While I eventually reconciled with Jerusalem during subsequent visits over the years, Tel Aviv was a place I loved deeply all the way back to my first trip. From the city’s beautiful beaches and vibrant culture, to the wide availability of delicious food and the sheer number of beautiful people everywhere, Tel Aviv always feels like home, even on trips whether other places in Israel have felt hostile and uninviting.
Comparing Jerusalem and Tel Aviv
Both Tel Aviv and Jerusalem are pretty attraction-rich. In Tel Aviv, these attractions include cultural ones, such as HaCarmel Market and historical Jaffa, as well as neighborhoods like bohemian Florentine and trendy Neve Tzedek. In Jerusalem, on the other hand, many of the top things to do are historical or cultural, whether you wander around the walled old city, or visit religious sites such as the Western Wall or Al-Asqa Mosque.
Tel Aviv and Jerusalem couldn’t be more different when it comes to geography. While Tel Aviv is a concrete jungle along the shimmering Mediterranean, Jerusalem caps a much more arid landscape, into which it blends more than Tel Aviv does it surroundings. The most obvious contrast this creates is that Tel Aviv has a beach and Jerusalem doesn’t although you can still “swim” not far from Jerusalem—more on how in a minute.
Hotels and hospitality
Given the surging popularity of Israel as a tourist destination in recent years, both Tel Aviv and Jerusalem are home to amazing hotels, from five-star properties such as Jerusalem’s King David Hotel to the boutique style 65 Hotel along Tel Aviv’s trendy Rothschild Boulevard. Both cities are also dining and nightlife meccas, although the scenery in Tel Aviv tends to be a bit more cosmopolitan (and gay, if that’s your thing).

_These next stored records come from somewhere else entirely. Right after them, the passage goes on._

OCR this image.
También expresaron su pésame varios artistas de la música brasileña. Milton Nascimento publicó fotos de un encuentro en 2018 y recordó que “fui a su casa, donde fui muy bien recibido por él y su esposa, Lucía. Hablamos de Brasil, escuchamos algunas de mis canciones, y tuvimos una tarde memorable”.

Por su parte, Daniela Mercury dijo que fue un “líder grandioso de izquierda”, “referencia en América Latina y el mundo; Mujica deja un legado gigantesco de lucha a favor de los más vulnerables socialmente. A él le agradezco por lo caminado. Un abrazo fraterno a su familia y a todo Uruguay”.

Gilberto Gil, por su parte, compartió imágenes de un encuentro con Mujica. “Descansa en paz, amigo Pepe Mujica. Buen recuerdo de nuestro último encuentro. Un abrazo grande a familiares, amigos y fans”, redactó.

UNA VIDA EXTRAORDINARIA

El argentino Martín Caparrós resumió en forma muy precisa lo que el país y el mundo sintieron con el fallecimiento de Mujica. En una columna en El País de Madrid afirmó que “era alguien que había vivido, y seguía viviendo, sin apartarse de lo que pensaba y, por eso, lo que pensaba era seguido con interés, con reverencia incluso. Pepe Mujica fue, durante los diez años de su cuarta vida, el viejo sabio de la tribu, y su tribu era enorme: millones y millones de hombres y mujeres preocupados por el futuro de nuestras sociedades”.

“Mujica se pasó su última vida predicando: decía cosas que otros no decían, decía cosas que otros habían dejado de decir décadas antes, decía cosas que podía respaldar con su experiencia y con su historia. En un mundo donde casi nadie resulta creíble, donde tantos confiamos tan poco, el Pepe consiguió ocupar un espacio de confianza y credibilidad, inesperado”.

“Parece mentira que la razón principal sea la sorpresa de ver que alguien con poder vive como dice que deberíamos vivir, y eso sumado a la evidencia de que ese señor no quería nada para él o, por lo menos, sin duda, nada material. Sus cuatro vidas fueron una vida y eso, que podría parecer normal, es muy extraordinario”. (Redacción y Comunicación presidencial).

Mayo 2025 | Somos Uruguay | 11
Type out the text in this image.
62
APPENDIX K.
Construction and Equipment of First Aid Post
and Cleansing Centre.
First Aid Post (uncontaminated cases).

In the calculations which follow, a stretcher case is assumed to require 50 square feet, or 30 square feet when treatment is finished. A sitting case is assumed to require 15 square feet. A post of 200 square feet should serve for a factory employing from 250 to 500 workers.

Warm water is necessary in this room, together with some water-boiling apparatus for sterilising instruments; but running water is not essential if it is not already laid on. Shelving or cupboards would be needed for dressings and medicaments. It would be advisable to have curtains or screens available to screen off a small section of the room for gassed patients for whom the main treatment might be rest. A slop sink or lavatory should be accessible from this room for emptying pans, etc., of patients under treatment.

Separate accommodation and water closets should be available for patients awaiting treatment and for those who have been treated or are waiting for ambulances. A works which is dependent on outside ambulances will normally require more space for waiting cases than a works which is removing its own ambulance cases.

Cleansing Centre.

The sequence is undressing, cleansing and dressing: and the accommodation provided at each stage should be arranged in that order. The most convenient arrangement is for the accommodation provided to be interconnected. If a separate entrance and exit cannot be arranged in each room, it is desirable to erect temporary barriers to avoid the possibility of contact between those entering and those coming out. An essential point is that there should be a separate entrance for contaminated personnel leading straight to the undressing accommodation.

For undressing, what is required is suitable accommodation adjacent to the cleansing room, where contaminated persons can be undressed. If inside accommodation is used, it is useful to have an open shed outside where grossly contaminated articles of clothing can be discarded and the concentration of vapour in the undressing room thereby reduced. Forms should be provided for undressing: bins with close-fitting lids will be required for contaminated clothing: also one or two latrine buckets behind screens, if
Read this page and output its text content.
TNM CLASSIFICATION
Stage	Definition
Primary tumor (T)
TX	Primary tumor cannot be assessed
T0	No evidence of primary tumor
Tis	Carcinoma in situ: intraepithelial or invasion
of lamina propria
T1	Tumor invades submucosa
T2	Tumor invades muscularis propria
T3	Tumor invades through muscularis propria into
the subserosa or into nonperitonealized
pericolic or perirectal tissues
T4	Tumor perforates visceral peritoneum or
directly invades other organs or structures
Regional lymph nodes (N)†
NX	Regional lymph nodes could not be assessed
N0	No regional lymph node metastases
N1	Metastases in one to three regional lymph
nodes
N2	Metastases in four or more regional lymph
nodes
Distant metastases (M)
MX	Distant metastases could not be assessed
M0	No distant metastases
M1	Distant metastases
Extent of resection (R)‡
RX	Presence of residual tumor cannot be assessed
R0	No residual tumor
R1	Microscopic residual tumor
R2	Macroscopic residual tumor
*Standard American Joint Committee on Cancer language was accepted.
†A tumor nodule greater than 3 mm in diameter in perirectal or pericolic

Speaking of cosmopolitanism and homosexuality, another key difference between Jerusalem and Tel Aviv is their vibe. While plenty of young, liberal Israelis live in Jerusalem, it’s overall a much more traditional city, even in the Jewish areas. In Tel Aviv, on the other hand, anything goes. It’s one of the most liberal, permissive cities in the world, let alone the Middle East; there’s a carpe diem energy that’s intoxicating and electric.